While Parfu was not used for the African genotyping project, it was tested on some small datasets from the project which helped highlight some issues with tool that Steffen is now working to correct. He is also adding features to Parfu to make it more TAR-like so that its more familiar to researchers. "TAR is such a widely used tool that there are certain ways that people expect archive tools to work," he said. "So I have been adding features to Parfu to make the controls work and the way it uses directories more like TAR does."

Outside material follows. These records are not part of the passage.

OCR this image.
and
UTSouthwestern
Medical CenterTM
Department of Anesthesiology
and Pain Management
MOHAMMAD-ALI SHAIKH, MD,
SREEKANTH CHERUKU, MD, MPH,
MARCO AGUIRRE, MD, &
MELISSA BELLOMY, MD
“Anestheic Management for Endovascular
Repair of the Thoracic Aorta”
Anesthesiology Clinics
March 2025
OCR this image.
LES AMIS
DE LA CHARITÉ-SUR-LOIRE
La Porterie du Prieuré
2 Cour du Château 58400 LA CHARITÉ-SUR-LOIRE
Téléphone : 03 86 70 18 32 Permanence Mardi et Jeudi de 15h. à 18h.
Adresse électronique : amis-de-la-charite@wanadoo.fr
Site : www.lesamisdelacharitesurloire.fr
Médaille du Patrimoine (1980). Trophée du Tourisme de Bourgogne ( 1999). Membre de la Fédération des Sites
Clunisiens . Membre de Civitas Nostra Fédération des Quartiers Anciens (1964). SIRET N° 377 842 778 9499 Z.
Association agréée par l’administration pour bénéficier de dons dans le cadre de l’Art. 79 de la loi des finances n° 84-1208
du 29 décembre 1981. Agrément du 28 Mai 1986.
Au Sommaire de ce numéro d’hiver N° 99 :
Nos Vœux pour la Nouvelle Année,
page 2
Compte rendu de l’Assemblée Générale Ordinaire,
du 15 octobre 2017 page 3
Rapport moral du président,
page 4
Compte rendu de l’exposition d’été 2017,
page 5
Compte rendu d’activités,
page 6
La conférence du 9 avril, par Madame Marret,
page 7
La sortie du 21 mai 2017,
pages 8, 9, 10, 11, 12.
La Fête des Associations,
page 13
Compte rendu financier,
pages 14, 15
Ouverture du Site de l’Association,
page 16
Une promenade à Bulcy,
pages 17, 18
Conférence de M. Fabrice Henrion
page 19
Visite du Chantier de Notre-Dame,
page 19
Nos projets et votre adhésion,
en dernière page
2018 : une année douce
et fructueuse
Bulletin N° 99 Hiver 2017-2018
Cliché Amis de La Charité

He told GenomeWeb that he hopes to release the software by the end of July. The target user for the Parfu would be scientists who are using large parallel file systems, like Lustre and others, that have at least a few thousand processors. It could work with smaller systems but in those cases, it might make more sense to use the TAR format because it's simpler and better established, according to Steffen
Besides the current partnership, Blue Waters has supported a number of other bioinformatics projects. One such project, done as part of the partnership between UIUC and Mayo Clinic, looked at epistatic interactions in Alzheimer's disease and other neurological disorders. For that study, the researchers used Blue Waters to analyze genotyping and gene expression data collected from two different regions of biopsied brains from patients, Jongeneel told GenomeWeb. "It is hard enough to do an expression GWAS on data that rich [but] it was pretty much impossible to do epistatic interactions [on standard infrastructure]," he said. "We managed to run that on Blue Waters."
Other life science research projects that Blue Waters has been used for include one at the University of California, San Diego, where researchers used the supercomputer to construct an atomic-resolution model of the influenza viral coat. Separately, researchers at UIUC have used the supercomputer to run simulations that explore how human proteins that aid HIV infection bind to the HIV capsid.